Da “Il sorriso di Palinuro” al trascurato simbolico cenotafio
Alla biblioteca Edith Stein un richiamo alla cultura del ricordare
(Marisa Russo)
Un pomeriggio culturale denso di emozioni ha coinvolto il pubblico presente in un esponenziale richiamo all’importanza del ricordare nel suo più profondo significato etimologico di rivivere nel cuore contenuti, sentimenti, realtà profonde, al di là dell’effimero tramutarsi della materia.
A Vallo della Lucania nella Biblioteca Edith Stein recentemente allestita nel Convento di S.Teresa e dedicata al ricordo della filosofa carmelitana, martire della persecuzione degli Ebrei, con organizzazione della Fondazione “Casa di AnnaLaura”, creata in ricordo della giovane vittima della strada, è stato ricordato il professore, scrittore Giuseppe Di Marco, prematuramente, materialmente scomparso, con il suo testo “Il sorriso di Palinuro”, nel quale è ricordato il Mito di Palinuro ed i sentimenti espressi da tanti letterati per il Cilento, soprattutto da Ungaretti.
La conduzione-relazione di Giusy Rinaldi, Presidente della Fondazione, svolta con preparazione e sentimento, ben lungi dal leggere preparate, fredde parole, è stata determinante per rendere quel “visibile parlare” che sottolinea nel sottotitolo l’autore del testo presentato.
Parlare dando visioni di immagini che intersecano i sensi e l’intelletto, è dono di pochi!
Tanti gli argomenti che dovremmo affrontare suggeriti da questo Incontro, ma, dovendoci limitare, ci soffermiamo sul valore del custodire i simboli che comunicano l’essenza del luogo, che sono fondamentali anche per richiamare e realizzare Turismo Culturale, Turismo di qualità, in questo territorio che ne avrebbe la vocazione.
Nel frontespizio del testo è rappresentata la testa attribuita ad Apollo, per duemila anni immersa negli abissi del mare e quindi recuperata da un pescatore di alici e conservata nel Museo di Salerno.
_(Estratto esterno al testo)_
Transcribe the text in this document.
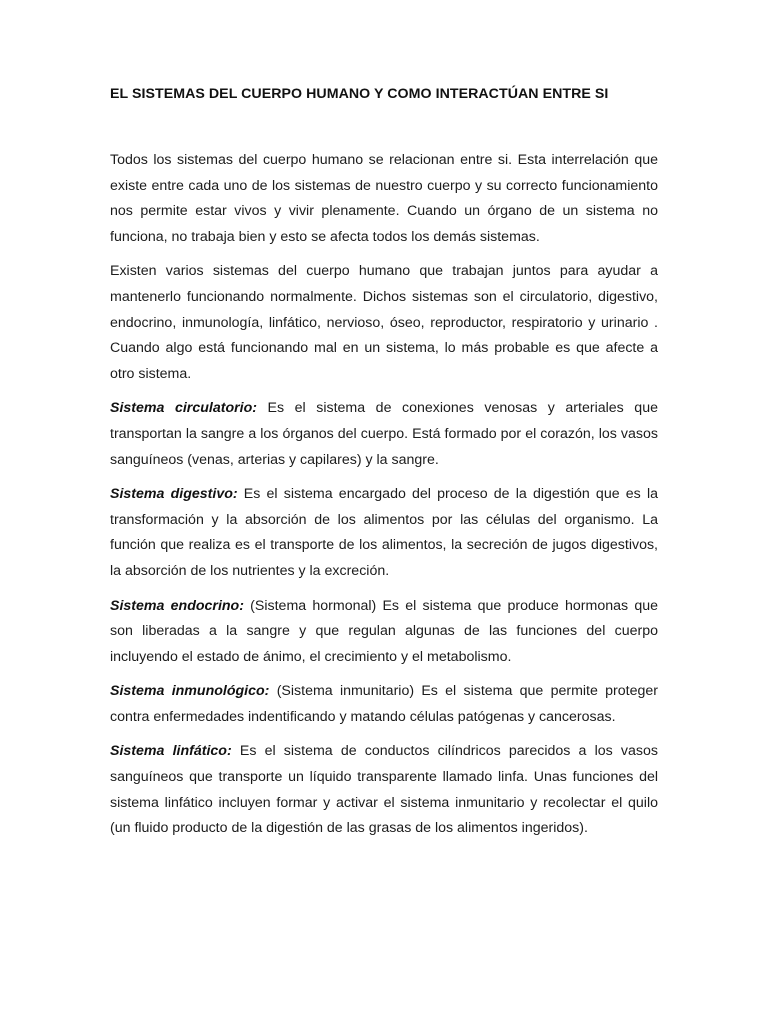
EL SISTEMAS DEL CUERPO HUMANO Y COMO INTERACTÚAN ENTRE SI

Todos los sistemas del cuerpo humano se relacionan entre si. Esta interrelación que existe entre cada uno de los sistemas de nuestro cuerpo y su correcto funcionamiento nos permite estar vivos y vivir plenamente. Cuando un órgano de un sistema no funciona, no trabaja bien y esto se afecta todos los demás sistemas.

Existen varios sistemas del cuerpo humano que trabajan juntos para ayudar a mantenerlo funcionando normalmente. Dichos sistemas son el circulatorio, digestivo, endocrino, inmunología, linfático, nervioso, óseo, reproductor, respiratorio y urinario . Cuando algo está funcionando mal en un sistema, lo más probable es que afecte a otro sistema.

Sistema circulatorio: Es el sistema de conexiones venosas y arteriales que transportan la sangre a los órganos del cuerpo. Está formado por el corazón, los vasos sanguíneos (venas, arterias y capilares) y la sangre.

Sistema digestivo: Es el sistema encargado del proceso de la digestión que es la transformación y la absorción de los alimentos por las células del organismo. La función que realiza es el transporte de los alimentos, la secreción de jugos digestivos, la absorción de los nutrientes y la excreción.

Sistema endocrino: (Sistema hormonal) Es el sistema que produce hormonas que son liberadas a la sangre y que regulan algunas de las funciones del cuerpo incluyendo el estado de ánimo, el crecimiento y el metabolismo.

Sistema inmunológico: (Sistema inmunitario) Es el sistema que permite proteger contra enfermedades indentificando y matando células patógenas y cancerosas.

Sistema linfático: Es el sistema de conductos cilíndricos parecidos a los vasos sanguíneos que transporte un líquido transparente llamado linfa. Unas funciones del sistema linfático incluyen formar y activar el sistema inmunitario y recolectar el quilo (un fluido producto de la digestión de las grasas de los alimentos ingeridos).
Quella testa leggermente inclinata in un umile, umano abbandono al triste destino, Il suo enigmatico, malinconico sorriso suggerì ad Ungaretti l’anima di Palinuro ed a lui l’attribuì.
Leggendo i versi di questo poeta che usa e ripete le parole con esoterica musicalità e con la capacità di evocare immagini emotive che vanno oltre i vocaboli, si comprende quale preparazione necessita per viaggiare con l’anima e per saper “guardare” al di là dell’effimero esterno e come, contemporaneamente, tale “viaggiare” rende la vita intensa.
Invece si dimentica e si trascurano anche resti archeologici come il cenotafio, cippo sepolcrale eretto in onore di Palinuro il IV secolo A.C. , ripreso con acquaforte ) dall’artista viaggiatore Franz Ludwig Catel nel 1812, quando era ancora quasi del tutto integro.
“……popoli vicini, perseguitati da celesti segni, per tutte le città della lor terra placheran, l’ossa un tumulo innalzando ed al tumulo offrendo onor solenni; e il luogo avrà di Palinuro il nome” è l’annuncio che la Sibilla proferisce nell’Eneide di Virgilio.
Quel tumulo, quel cenotafio, invece di ricevere “onor solenni” ora è abbandonato, in gran parte demolito, non protetto, trascurato.
Palinuro diviene rinnovato simbolo non solo della mancata accoglienza da lui ricevuta, ma anche della superficiale abitudine a non voler ricordare!